How BT manages Trade operations

The backtester implemented in this publication has only demonstration purposes; my objective is to show a possible implementation of such a functionality using F#. The central method is Trade, let’s see how it operates and some of the limits

Trade

  • It can manage portfolios with multiple instruments
  • It maintains one single position per instrument. For example, if we trade -2000 shares of instrument INS when our portfolio includes already +1300 INS shares, BT will sell 1300 shares and short 700, resulting in a net position of -700 INS shares
  • It allows short selling
  • It does not consider trading costs (commissions, borrowing fees, interest rate differences…)
  • It doesn’t check margins, or, in other words, it assumes that there is always sufficient margin
  • It doesn’t compensate for online market inefficiencies (slippages, liquidity, delayed execution)
  • It doesn’t calculate simulation summaries (e.g. maximum drawdown), the returned report contains only the list of performed operations, the cash balance and the portfolio at the end of the simulation.

Conclusion

This post concludes this mini series regarding how to implement a technical trading backtester in F#. Algorithmic trading is an interesting software engineering application area and I hope this publication gives some clues on how F# and its echosystem are well suited to have an important voice in future developments.

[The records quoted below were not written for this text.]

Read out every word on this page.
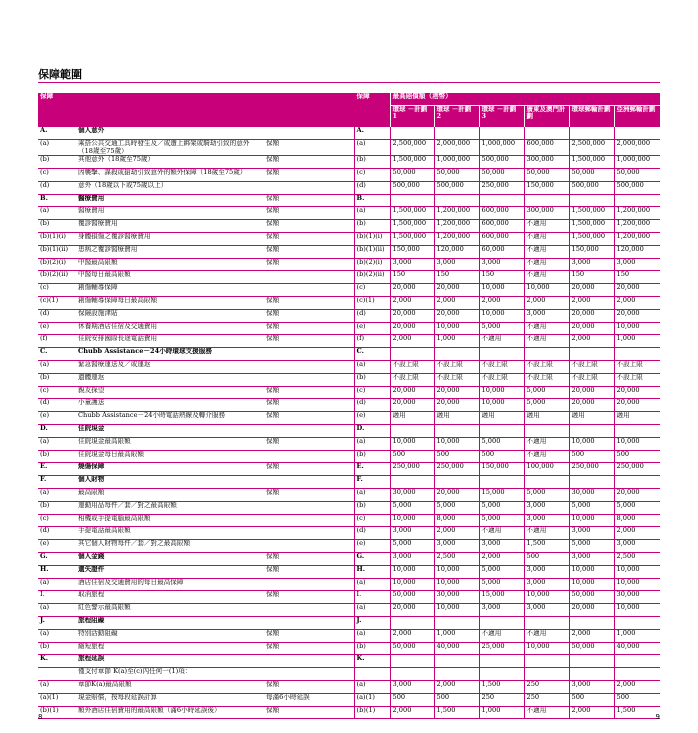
保障範圍
保障			保障	最高賠償額（港幣）					
				環球 －計劃 1	環球 －計劃 2	環球 －計劃 3	廣東及澳門計劃	環球郵輪計劃	亞洲郵輪計劃
A.	個人意外		A.						
(a)	乘搭公共交通工具時發生及／或遭上綁架或騎劫引致的意外（18歲至75歲）	保額	(a)	2,500,000	2,000,000	1,000,000	600,000	2,500,000	2,000,000
(b)	其他意外（18歲至75歲）	保額	(b)	1,500,000	1,000,000	500,000	300,000	1,500,000	1,000,000
(c)	因襲擊、謀殺或搶劫引致意外的額外保障（18歲至75歲）	保額	(c)	50,000	50,000	50,000	50,000	50,000	50,000
(d)	意外（18歲以下或75歲以上）		(d)	500,000	500,000	250,000	150,000	500,000	500,000
B.	醫療費用	保額	B.						
(a)	醫療費用	保額	(a)	1,500,000	1,200,000	600,000	300,000	1,500,000	1,200,000
(b)	覆診醫療費用	保額	(b)	1,500,000	1,200,000	600,000	不適用	1,500,000	1,200,000
(b)(1)(i)	身體損傷之覆診醫療費用	保額	(b)(1)(i)	1,500,000	1,200,000	600,000	不適用	1,500,000	1,200,000
(b)(1)(ii)	患病之覆診醫療費用	保額	(b)(1)(ii)	150,000	120,000	60,000	不適用	150,000	120,000
(b)(2)(i)	中醫最高限額	保額	(b)(2)(i)	3,000	3,000	3,000	不適用	3,000	3,000
(b)(2)(ii)	中醫每日最高限額		(b)(2)(ii)	150	150	150	不適用	150	150
(c)	創傷輔導保障		(c)	20,000	20,000	10,000	10,000	20,000	20,000
(c)(1)	創傷輔導保障每日最高限額	保額	(c)(1)	2,000	2,000	2,000	2,000	2,000	2,000
(d)	保險設施津貼	保額	(d)	20,000	20,000	10,000	3,000	20,000	20,000
(e)	休養期酒店住宿及交通費用	保額	(e)	20,000	10,000	5,000	不適用	20,000	10,000
(f)	住院安排國際長途電話費用	保額	(f)	2,000	1,000	不適用	不適用	2,000	1,000
C.	Chubb Assistance－24小時環球支援服務		C.						
(a)	緊急醫療運送及／或運返		(a)	不設上限	不設上限	不設上限	不設上限	不設上限	不設上限
(b)	遺體運返		(b)	不設上限	不設上限	不設上限	不設上限	不設上限	不設上限
(c)	親友探望	保額	(c)	20,000	20,000	10,000	5,000	20,000	20,000
(d)	小童護送	保額	(d)	20,000	20,000	10,000	5,000	20,000	20,000
(e)	Chubb Assistance－24小時電話熱線及轉介服務	保額	(e)	適用	適用	適用	適用	適用	適用
D.	住院現金		D.						
(a)	住院現金最高限額	保額	(a)	10,000	10,000	5,000	不適用	10,000	10,000
(b)	住院現金每日最高限額		(b)	500	500	500	不適用	500	500
E.	燒傷保障	保額	E.	250,000	250,000	150,000	100,000	250,000	250,000
F.	個人財物		F.						
(a)	最高限額	保額	(a)	30,000	20,000	15,000	5,000	30,000	20,000
(b)	運動用品每件／套／對之最高限額		(b)	5,000	5,000	5,000	3,000	5,000	5,000
(c)	相機或手提電腦最高限額		(c)	10,000	8,000	5,000	3,000	10,000	8,000
(d)	手提電話最高限額		(d)	3,000	2,000	不適用	不適用	3,000	2,000
(e)	其它個人財物每件／套／對之最高限額		(e)	5,000	3,000	3,000	1,500	5,000	3,000
G.	個人金錢	保額	G.	3,000	2,500	2,000	500	3,000	2,500
H.	遺失證件	保額	H.	10,000	10,000	5,000	3,000	10,000	10,000
(a)	酒店住宿及交通費用的每日最高保障		(a)	10,000	10,000	5,000	3,000	10,000	10,000
I.	取消旅程	保額	I.	50,000	30,000	15,000	10,000	50,000	30,000
(a)	紅色警示最高限額		(a)	20,000	10,000	3,000	3,000	20,000	10,000
J.	旅程阻礙		J.						
(a)	特別活動阻礙	保額	(a)	2,000	1,000	不適用	不適用	2,000	1,000
(b)	縮短旅程	保額	(b)	50,000	40,000	25,000	10,000	50,000	40,000
K.	旅程延誤		K.						
	僅支付章節 K(a)至(c)內任何一(1)項：								
(a)	章節K(a)最高限額	保額	(a)	3,000	2,000	1,500	250	3,000	2,000
(a)(1)	現金賠償，按每段延誤計算	每滿6小時延誤	(a)(1)	500	500	250	250	500	500
(b)(1)	額外酒店住宿費用的最高限額（滿6小時延誤後）	保額	(b)(1)	2,000	1,500	1,000	不適用	2,000	1,500
8	9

I am working these days to other ideas around F# in the financial arena that I will (hopefully have the time to) publish later this year. Black-Scholes modeling and Machine Learning are among them.

Please feel free to drop comments or ideas.

2 thoughts on “F# – A trading strategy backtester #3

  1. Can I make a suggestion:

    if you define:

    type State = { Time: DateTime; MarketData: MarketData; Portfolio: Portfolio }
    type Order = { Symbol: string; Shares: int }

    Then a strategy is just a pure function:
    State -> Order list

    And the state can be moved forward through trading and new market data:
    Order list -> DateTime -> State -> State

    I think this is a more functional approach and hence benefits from being more testable, composable, reusable etc.